Der ehemalige Kriminalkommissär Markus Melzl (70) ordnet den Fall für Blick ein. «Wir sprechen beim Tötungsdelikt in Interlaken von einer Übertötung», so der Experte. Also dass der Angreifer mehr Gewalt angewendet habe, als eigentlich nötig gewesen wäre, um sein Opfer zu töten. «Das zeigt, dass der Täter wahnsinnig in Rage war und viele Emotionen im Spiel waren.» Der Baselballschläger als Waffe weise ebenfalls darauf hin, dass der Killer hochemotional gewesen sei: «Man ist seinem Opfer mit einem Baseballschläger sehr nah. Viel näher, als wenn man beispielsweise eine Schusswaffe verwendet. Das bedeutet emotional einiges.»

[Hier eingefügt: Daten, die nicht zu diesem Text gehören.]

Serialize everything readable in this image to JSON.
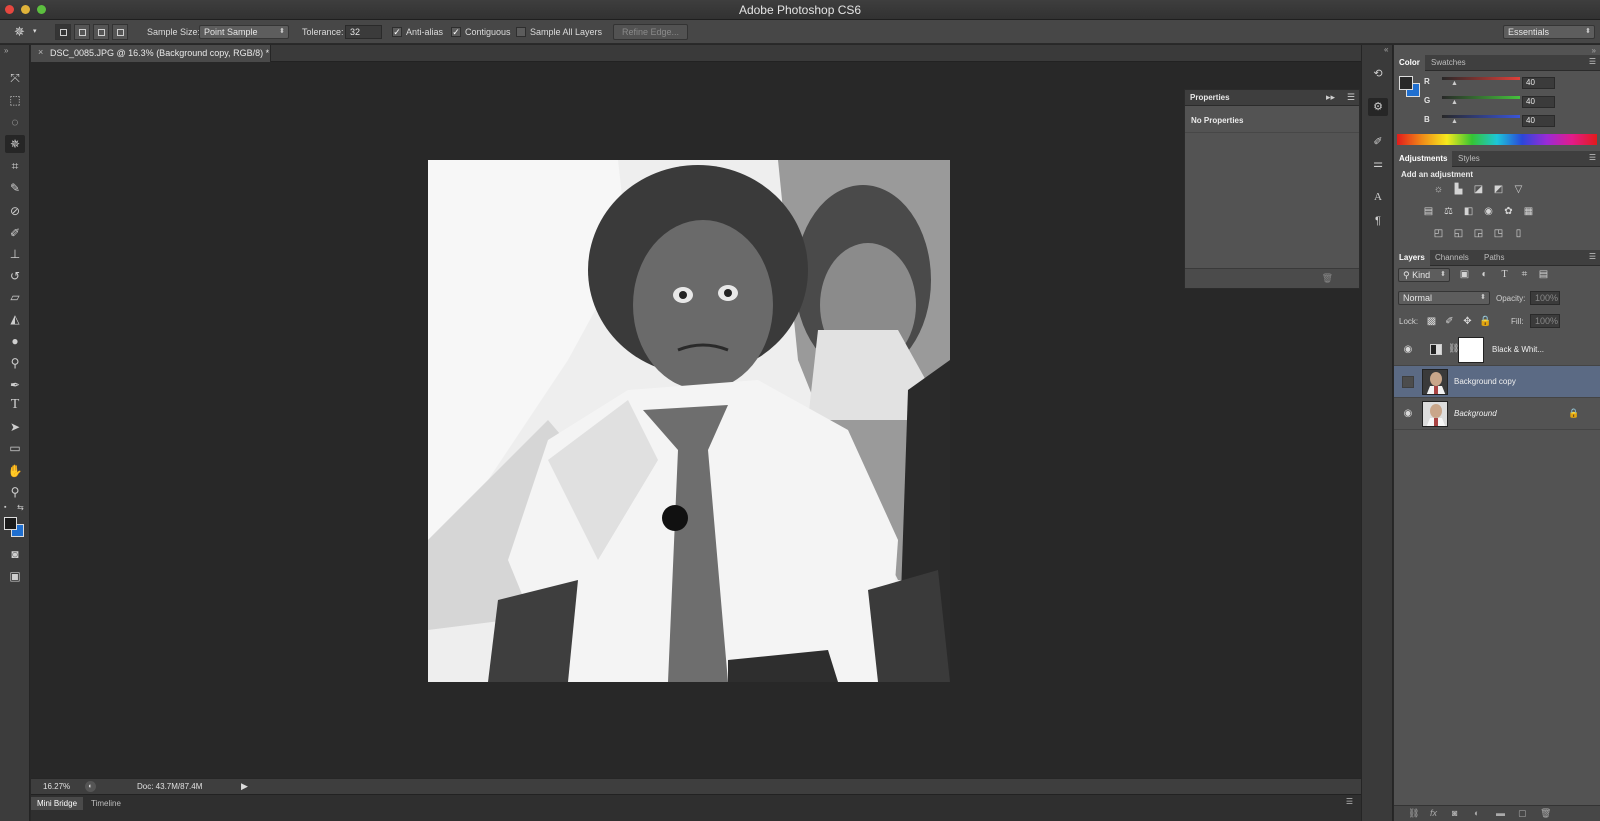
{
  "window": {
    "title": "Adobe Photoshop CS6",
    "workspace": "Essentials"
  },
  "options_bar": {
    "sample_size_label": "Sample Size:",
    "sample_size_value": "Point Sample",
    "tolerance_label": "Tolerance:",
    "tolerance_value": "32",
    "anti_alias_label": "Anti-alias",
    "anti_alias_checked": true,
    "contiguous_label": "Contiguous",
    "contiguous_checked": true,
    "sample_all_layers_label": "Sample All Layers",
    "sample_all_layers_checked": false,
    "refine_edge_label": "Refine Edge..."
  },
  "document": {
    "tab_label": "DSC_0085.JPG @ 16.3% (Background copy, RGB/8) *",
    "close_glyph": "×"
  },
  "status": {
    "zoom": "16.27%",
    "doc_info": "Doc: 43.7M/87.4M"
  },
  "bottom_tabs": [
    "Mini Bridge",
    "Timeline"
  ],
  "properties_panel": {
    "title": "Properties",
    "content": "No Properties"
  },
  "color_panel": {
    "tabs": [
      "Color",
      "Swatches"
    ],
    "channels": [
      {
        "label": "R",
        "value": "40",
        "color": "#e0403a"
      },
      {
        "label": "G",
        "value": "40",
        "color": "#45c23c"
      },
      {
        "label": "B",
        "value": "40",
        "color": "#3a55d8"
      }
    ],
    "foreground": "#282828",
    "background": "#1f6fd0"
  },
  "adjustments_panel": {
    "tabs": [
      "Adjustments",
      "Styles"
    ],
    "heading": "Add an adjustment"
  },
  "layers_panel": {
    "tabs": [
      "Layers",
      "Channels",
      "Paths"
    ],
    "filter_kind": "Kind",
    "blend_mode": "Normal",
    "opacity_label": "Opacity:",
    "opacity_value": "100%",
    "lock_label": "Lock:",
    "fill_label": "Fill:",
    "fill_value": "100%",
    "layers": [
      {
        "name": "Black & Whit...",
        "visible": true,
        "selected": false,
        "type": "adjustment"
      },
      {
        "name": "Background copy",
        "visible": false,
        "selected": true,
        "type": "image"
      },
      {
        "name": "Background",
        "visible": true,
        "selected": false,
        "type": "image",
        "locked": true
      }
    ]
  },
  "tools": [
    "move-tool",
    "marquee-tool",
    "lasso-tool",
    "magic-wand-tool",
    "crop-tool",
    "eyedropper-tool",
    "healing-brush-tool",
    "brush-tool",
    "clone-stamp-tool",
    "history-brush-tool",
    "eraser-tool",
    "paint-bucket-tool",
    "blur-tool",
    "dodge-tool",
    "pen-tool",
    "type-tool",
    "path-selection-tool",
    "shape-tool",
    "hand-tool",
    "zoom-tool"
  ]
}
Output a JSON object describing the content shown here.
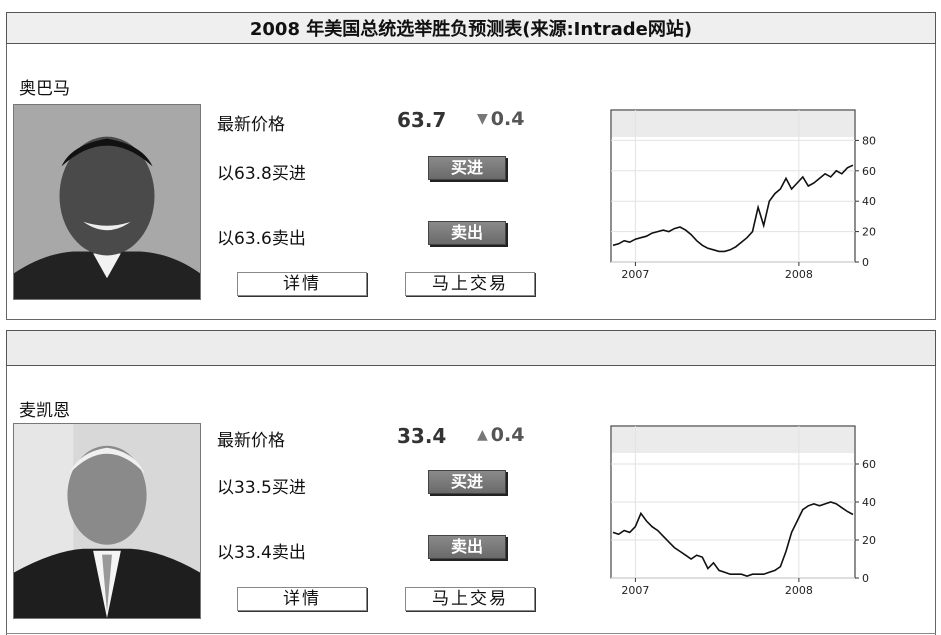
{
  "title": "2008 年美国总统选举胜负预测表(来源:Intrade网站)",
  "labels": {
    "latest_price": "最新价格",
    "details": "详情",
    "trade_now": "马上交易",
    "buy": "买进",
    "sell": "卖出"
  },
  "candidates": [
    {
      "name": "奥巴马",
      "price": "63.7",
      "change": "0.4",
      "change_direction": "down",
      "buy_text": "以63.8买进",
      "sell_text": "以63.6卖出",
      "chart_data": {
        "type": "line",
        "x_tick_labels": [
          "2007",
          "2008"
        ],
        "y_ticks": [
          0,
          20,
          40,
          60,
          80
        ],
        "ylim": [
          0,
          100
        ],
        "series": [
          {
            "values": [
              11,
              12,
              14,
              13,
              15,
              16,
              17,
              19,
              20,
              21,
              20,
              22,
              23,
              21,
              18,
              14,
              11,
              9,
              8,
              7,
              7,
              8,
              10,
              13,
              16,
              20,
              36,
              24,
              40,
              45,
              48,
              55,
              48,
              52,
              56,
              50,
              52,
              55,
              58,
              56,
              60,
              58,
              62,
              63.7
            ]
          }
        ]
      }
    },
    {
      "name": "麦凯恩",
      "price": "33.4",
      "change": "0.4",
      "change_direction": "up",
      "buy_text": "以33.5买进",
      "sell_text": "以33.4卖出",
      "chart_data": {
        "type": "line",
        "x_tick_labels": [
          "2007",
          "2008"
        ],
        "y_ticks": [
          0,
          20,
          40,
          60
        ],
        "ylim": [
          0,
          80
        ],
        "series": [
          {
            "values": [
              24,
              23,
              25,
              24,
              27,
              34,
              30,
              27,
              25,
              22,
              19,
              16,
              14,
              12,
              10,
              12,
              11,
              5,
              8,
              4,
              3,
              2,
              2,
              2,
              1,
              2,
              2,
              2,
              3,
              4,
              6,
              14,
              24,
              30,
              36,
              38,
              39,
              38,
              39,
              40,
              39,
              37,
              35,
              33.4
            ]
          }
        ]
      }
    }
  ]
}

Dass Viviane O. die Tat abstreitet, mache die Ermittlungen natürlich schwieriger. Melzl geht klar davon aus, dass die Kriminalisten mit grösster Sorgfalt vorgegangen sind und die Mutter eines Sohnes nicht einfach mangels anderer möglicher Täter hinter Gitter gesteckt haben: «Die Behörden werden sich die Frage natürlich gestellt haben, ob eine andere Täterschaft infrage kommt. Die zuständige Staatsanwaltschaft ist nun aber offenbar zum Schluss gekommen, dass Viviane O. unter einem dringenden Tatverdacht steht.»

Schuldig oder nicht?

Gerade wenn die beschuldigte Person alle Schuld von sich weise, müssten die Ermittler sehr akkurat arbeiten: «Die Strafprozessordnung sieht nämlich vor, dass man nicht nur nach belastenden Indizien ermittelt, sondern auch nach entlastenden.»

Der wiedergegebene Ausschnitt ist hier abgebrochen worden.